As a Pentecostal who was just beginning to find my own theological voice, I remember thinking that the statement was more like a cool ocean breeze in the hot Florida sun. I had been trying to carve out some theological space for myself in a staunchly Reformed environment–no easy task. Don’t get me wrong. RTS Orlando was, in many ways, a great place, and I still have many fond memories of my time there.
At the same time, after plowing through Reformed cessationist perspectives and hearing that the only viable understanding of justification by faith alone was forensic justification–it was the gospel–I needed a different perspective. This is exactly what that first ECT statement gave me. Through Sproul’s constant comments at the time, I also glimpsed something of the cost that evangelical signers, especially Chuck Colson, must have paid. I learned later just how great that cost actually was. I will always have a deep sense of gratitude to that cool breeze Chuck had sent my way and his faithfulness to the vocation that gave rise to it.
Thirteen years later, I found myself in a hotel in midtown Manhattan having breakfast before my first ECT meeting as the newest member of the evangelical team. I have to admit that I was more than a little intimidated. When Chuck joined me and other ECT members for breakfast, however, he immediately made me feel like I belonged in this esteemed group. From that day until the final meeting in December 2011 before ECT released its statement on religious freedom, Chuck always welcomed me as a valuable member and contributor. In my estimation, he had a deep generosity of spirit that allowed for dissent and reached out with arms wide to those of diverse positions. I have no doubt that such generosity was birthed out of the demons he had battled in his own past. When you know personally what it means to be on the bottom, you have little trouble reaching out to others regardless of where they are. While I had detected this generosity in that first ECT statement, I am grateful that I was able to experience it firsthand from the man himself.
I never knew personally the Chuck Colson of the Nixon years, but I can say that I did not see any hint of the enforcer persona that others have described. I never agreed with everything Chuck did or stood for, and I never got the impression that he required such agreement for relationship. He wanted all of us to come together where we could while recognizing that even among evangelicals complete agreement could never be reached and should not be expected–a perspective no doubt developed in part from evangelical reactions to ECT.

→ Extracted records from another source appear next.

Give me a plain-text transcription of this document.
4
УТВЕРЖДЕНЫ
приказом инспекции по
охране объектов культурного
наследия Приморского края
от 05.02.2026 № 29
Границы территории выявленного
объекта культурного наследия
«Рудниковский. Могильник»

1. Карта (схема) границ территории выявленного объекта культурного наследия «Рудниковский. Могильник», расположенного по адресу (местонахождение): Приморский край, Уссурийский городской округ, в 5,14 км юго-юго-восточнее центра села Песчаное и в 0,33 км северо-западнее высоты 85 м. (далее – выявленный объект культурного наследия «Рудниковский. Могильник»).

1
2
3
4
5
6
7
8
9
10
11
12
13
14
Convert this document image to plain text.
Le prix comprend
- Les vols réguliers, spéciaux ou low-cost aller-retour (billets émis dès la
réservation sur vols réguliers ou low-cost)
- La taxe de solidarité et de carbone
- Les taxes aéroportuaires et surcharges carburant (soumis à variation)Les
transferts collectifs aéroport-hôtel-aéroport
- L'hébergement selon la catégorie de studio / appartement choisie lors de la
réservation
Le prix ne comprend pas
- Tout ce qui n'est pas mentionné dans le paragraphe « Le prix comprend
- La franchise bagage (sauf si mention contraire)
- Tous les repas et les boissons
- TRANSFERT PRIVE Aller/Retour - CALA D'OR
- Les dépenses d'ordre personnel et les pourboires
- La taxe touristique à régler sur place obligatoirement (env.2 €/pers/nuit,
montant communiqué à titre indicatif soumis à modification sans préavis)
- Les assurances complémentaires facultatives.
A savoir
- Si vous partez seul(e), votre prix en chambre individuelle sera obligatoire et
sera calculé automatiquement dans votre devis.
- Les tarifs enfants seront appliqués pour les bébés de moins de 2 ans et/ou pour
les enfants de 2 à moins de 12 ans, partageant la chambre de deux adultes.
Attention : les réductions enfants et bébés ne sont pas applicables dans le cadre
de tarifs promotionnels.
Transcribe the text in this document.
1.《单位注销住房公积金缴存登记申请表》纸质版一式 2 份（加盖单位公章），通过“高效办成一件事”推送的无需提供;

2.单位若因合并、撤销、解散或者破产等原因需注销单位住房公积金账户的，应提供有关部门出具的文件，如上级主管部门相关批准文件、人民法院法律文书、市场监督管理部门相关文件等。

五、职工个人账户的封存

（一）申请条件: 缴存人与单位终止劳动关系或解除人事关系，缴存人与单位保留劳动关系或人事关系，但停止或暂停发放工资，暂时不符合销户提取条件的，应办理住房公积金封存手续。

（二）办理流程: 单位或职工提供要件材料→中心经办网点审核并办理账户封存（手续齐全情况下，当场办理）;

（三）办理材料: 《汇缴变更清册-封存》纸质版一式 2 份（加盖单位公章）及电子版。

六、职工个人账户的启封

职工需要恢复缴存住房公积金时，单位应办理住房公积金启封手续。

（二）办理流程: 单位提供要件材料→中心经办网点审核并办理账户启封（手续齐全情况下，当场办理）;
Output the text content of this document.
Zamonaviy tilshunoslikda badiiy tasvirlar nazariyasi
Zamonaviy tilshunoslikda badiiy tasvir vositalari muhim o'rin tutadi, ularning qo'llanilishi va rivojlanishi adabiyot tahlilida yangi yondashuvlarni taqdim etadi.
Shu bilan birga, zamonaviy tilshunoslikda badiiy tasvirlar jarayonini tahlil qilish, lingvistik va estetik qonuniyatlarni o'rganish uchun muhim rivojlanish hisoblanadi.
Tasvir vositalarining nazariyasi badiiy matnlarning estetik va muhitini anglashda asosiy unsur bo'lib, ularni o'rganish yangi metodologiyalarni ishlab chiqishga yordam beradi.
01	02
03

Sometimes I wonder if Chuck’s critics did not mistake his dogged determination to be faithful to Christ in all things for a kind of arrogance about the rightness of his own views. To this I can only say two things: First, usually at some point in an ECT meeting, Chuck would say, “now I’m not a theologian, but. . .”. While Chuck had strong views, he seemed to recognize where his gifts ended and the gifts of others began. In addition, I find the creation of ECT with Richard John Neuhaus not only to be one of Chuck’s most important accomplishments, but also most deeply illustrative of his desire to be faithful. He took heat from the theological and political right and left for ECT, and his faithfulness was viewed as arrogance by persons in both camps–an irony to be sure. Nevertheless, ECT will always symbolize the legacy of a man who worked tirelessly on behalf of Christ who found him at his lowest, who finds all of us at our lowest, and in whose presence Chuck now finds himself. I can imagine Richard extending his hand to Chuck and welcoming him home, where all are evangelicals and all are Catholics in union with Christ through the power of the Spirit.